5.     Suara lagu dan alat musik (jampi-jampi setan) yang diharamkan

Allah subhanahu wa ta’ala berfirman:

وَمِنَ النَّاسِ مَنْ يَشْتَرِي لَهْوَ الْحَدِيْثِ لِيُضِلَّ عَنْ سَبِيْلِ اللَّهِ بِغَيْرِ عِلْمٍ وَيَتَّخِذَهَا هُزُوًا أُولَئِكَ لَهُمْ عَذَابٌ مُهِيْنٌ. وَإِذَا تُتْلَى عَلَيْهِ آَيَاتُنَا وَلَّى مُسْتَكْبِرًا كَأَنْ لَمْ يَسْمَعْهَا كَأَنَّ فِيْ أُذُنَيْهِ وَقْرًا فَبَشِّرْهُ بِعَذَابٍ أَلِيْمٍ

Dan di antara manusia ada orang yang mempergunakan perkataan yang tidak berguna untuk menyesatkan (manusia) dari jalan Allah tanpa pengetahuan dan menjadikan jalan Allah itu olok-olokan. Mereka itu akan memperoleh azab yang menghinakan. Dan apabila dibacakan kepadanya ayat-ayat Kami dia berpaling dengan menyombongkan diri seolah-olah dia belum mendengarnya, seakan-akan ada sumbat di kedua telinganya, maka berilah kabar gembira dia dengan azab yang pedih. (QS. Lukman: 6)

Al-Wahidi dan mayoritas ulama tafsir menjelaskan bahwa lahwal-hadits (perkataan tidak berguna) pada ayat di atas adalah lagu. Ini merupakan penafsiran Ibnu Abbas dan Ibnu Mas’ud radhiyallahu ‘anhuma. Demikian pula Mujahid dan Ikrimah rahimahumallah.

Ibnu Mas’ud radhiyallahu ‘anhu berkata: “Demi Allah yang tiada sesembahan selain-Nya, maksudnya adalah lagu.”

Rasulullah shallallahu ‘alaihi wa sallam bersabda:

لَيَكُونَنَّ مِنْ أُمَّتِي أَقْوَامٌ يَسْتَحِلُّونَ الْحِرَ وَالْحَرِيرَ وَالْخَمْرَ وَالْمَعَازِفَ

Sungguh akan ada dari umatku beberapa kaum yang menghalalkan zina, sutera, arak, dan alat-alat musik. (HR. al-Bukhari)

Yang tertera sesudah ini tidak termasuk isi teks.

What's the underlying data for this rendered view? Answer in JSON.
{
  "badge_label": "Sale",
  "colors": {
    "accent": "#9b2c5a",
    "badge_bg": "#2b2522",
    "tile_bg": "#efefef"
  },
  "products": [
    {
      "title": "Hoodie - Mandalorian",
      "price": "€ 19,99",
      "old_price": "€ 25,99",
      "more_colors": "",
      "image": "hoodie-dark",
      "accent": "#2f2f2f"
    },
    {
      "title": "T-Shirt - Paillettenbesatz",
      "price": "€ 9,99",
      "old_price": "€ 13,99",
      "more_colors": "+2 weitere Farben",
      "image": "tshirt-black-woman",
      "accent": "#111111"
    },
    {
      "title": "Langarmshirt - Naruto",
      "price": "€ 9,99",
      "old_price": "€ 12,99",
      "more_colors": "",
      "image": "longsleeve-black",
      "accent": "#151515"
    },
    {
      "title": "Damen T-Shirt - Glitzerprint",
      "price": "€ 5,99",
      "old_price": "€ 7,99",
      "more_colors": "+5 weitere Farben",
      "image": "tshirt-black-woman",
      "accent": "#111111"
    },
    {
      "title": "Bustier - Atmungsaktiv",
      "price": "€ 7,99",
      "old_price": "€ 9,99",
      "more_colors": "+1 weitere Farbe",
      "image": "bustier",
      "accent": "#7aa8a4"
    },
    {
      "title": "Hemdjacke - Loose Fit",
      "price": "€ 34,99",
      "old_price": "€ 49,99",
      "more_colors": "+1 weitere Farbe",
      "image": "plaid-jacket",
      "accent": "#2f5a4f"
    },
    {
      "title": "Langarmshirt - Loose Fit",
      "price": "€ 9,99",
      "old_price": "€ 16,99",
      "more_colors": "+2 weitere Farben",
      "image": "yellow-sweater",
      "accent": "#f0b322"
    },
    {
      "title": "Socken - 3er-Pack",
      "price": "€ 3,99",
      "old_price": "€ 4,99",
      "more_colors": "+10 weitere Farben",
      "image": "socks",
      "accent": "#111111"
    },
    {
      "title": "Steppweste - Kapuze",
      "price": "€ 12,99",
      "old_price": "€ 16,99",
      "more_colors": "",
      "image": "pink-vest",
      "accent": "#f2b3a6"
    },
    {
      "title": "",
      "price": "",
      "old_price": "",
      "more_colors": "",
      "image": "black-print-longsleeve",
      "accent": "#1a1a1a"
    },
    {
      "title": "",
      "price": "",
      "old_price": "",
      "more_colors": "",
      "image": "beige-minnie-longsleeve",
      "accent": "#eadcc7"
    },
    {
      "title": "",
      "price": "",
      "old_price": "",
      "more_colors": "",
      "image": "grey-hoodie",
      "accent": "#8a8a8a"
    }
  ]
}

Pada malam perayaan tahun baru, hampir di setiap pusat kota diadakan semacam panggung gembira, pagelaran band, lomba nge-dance, karaoke, dan lain-lain. Ditambah lagi kicauan terompet yang menyiksa telinga dan menyesakkan hati. Fenomena ini sudah sangat cukup untuk diputuskan bahwa merayakan tahun baru merupakan kemungkaran yang nyata.

6.     Minum-minuman keras, ganja, rokok, dll.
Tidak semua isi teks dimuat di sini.